TA, this is what is says on my results. (I have no idea how to interpret it):
“TECHNIQUE: Positron Emission Tomography/ CT scintigraphy performed scanning from the skull base to the midthigh, after the intravenous administration of 8.4 mCi F-18 Pylarify IV. Limited nondiagnostic CT performed for attenuation correction and localization only.”
is this the old Ga or something newer 68Ga-gozetotide also the web site for Posluma says that it can have false positives in the prostate bed as well
" Risk of Image Misinterpretation in Patients with Suspected Prostate Cancer Recurrence: The interpretation of POSLUMA PET may differ depending on imaging readers, particularly in the prostate/prostate bed region. Because of the associated risk of false positive interpretation, consider multidisciplinary consultation and histopathological confirmation when clinical decision-making hinges on flotufolastat F 18 uptake only in the prostate/prostate bed region or only on uptake interpreted as borderline."
Consider getting a 3 T MRI of the pelvis and the femurs and see if there is cancer in those areas. The radiologist can determine if the bone marrow is abnormal in the trochanter and if there is a tumor in the prostatic fossa.
I’ve been on intermittent ADT since March of 2019. Most recently, I went off of ADT in December of 2022. My PSA registered .1 in August of 2023. Based on my past history of a 3.5 month doubling time, my PSA should have registered .2 in November 2023. However it registered .4 last November. I realize I need at least another data point in February of 2024 to get a more accurate indication of my doubling time. Nevertheless, the jump in my PSA was enough to alarm my MO ro the point where his ordered a PSMA PET scan.

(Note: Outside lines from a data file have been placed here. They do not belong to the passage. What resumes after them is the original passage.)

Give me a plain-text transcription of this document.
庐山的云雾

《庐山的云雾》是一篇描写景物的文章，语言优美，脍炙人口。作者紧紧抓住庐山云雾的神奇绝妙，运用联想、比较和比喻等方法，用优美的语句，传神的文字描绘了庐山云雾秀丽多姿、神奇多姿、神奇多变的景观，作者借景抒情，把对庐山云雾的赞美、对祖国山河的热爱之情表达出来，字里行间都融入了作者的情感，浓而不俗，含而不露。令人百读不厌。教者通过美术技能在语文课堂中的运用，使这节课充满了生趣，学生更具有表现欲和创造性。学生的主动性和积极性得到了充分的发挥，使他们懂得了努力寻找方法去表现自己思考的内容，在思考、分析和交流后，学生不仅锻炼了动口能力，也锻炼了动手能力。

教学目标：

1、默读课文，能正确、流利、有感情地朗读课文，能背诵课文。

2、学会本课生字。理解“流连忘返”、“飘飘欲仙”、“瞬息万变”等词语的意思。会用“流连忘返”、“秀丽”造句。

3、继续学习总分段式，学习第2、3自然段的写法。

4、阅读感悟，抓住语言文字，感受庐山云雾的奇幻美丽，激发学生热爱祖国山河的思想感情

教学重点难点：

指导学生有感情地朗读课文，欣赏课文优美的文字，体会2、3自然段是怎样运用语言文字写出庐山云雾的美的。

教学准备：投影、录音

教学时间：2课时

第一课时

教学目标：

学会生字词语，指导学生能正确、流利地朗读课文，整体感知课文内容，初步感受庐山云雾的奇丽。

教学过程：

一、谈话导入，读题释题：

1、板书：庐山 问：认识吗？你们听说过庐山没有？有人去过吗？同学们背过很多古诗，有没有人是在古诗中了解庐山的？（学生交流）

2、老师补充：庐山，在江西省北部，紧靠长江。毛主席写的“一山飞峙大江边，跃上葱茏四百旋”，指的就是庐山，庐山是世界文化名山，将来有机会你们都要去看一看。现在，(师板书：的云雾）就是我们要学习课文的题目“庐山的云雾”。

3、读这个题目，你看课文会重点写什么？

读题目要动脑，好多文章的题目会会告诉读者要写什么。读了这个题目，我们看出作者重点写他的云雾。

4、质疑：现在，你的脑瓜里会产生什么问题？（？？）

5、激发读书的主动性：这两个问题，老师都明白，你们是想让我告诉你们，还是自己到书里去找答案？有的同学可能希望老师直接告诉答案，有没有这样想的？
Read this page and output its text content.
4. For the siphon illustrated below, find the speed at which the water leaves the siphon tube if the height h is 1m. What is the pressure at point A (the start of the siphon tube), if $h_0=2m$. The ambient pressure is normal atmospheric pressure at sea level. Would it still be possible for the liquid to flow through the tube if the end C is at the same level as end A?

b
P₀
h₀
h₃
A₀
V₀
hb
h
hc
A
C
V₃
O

Good day bud . I am having the same problem as you and as of beginning of October my PSA was 109.9 and going up fast . The PET scan showed new recurrence in the prostate bed and around it . Since November I am on hormonal therapy and two days ago i had new test blood test and the PSA has come down to 55 thank god . Here is what I am on . Xtandi 40 mg four pills every morning and Reseligo 10,8 mg implant w ampulko-strzykawce goserelinum under the skin in my stomach every three months for now . So far I only had one implant and end of next month I will be getting the next . Then end of April I will have to go for new evaluation before a panel of 10 doctors which will decide where we go from there . Just so you know that implant in the stomach is a chemical castration to stop the PSA all together . My testosteron level was goin up way to fast ! We had no other choice but to castrate ! Not a nice thing to do but hey I am 69 and have had pretty good life so far thank God ! Good luck to You, Me and all the guys out there with our problem !!! LIVE AND LET LIVE !!!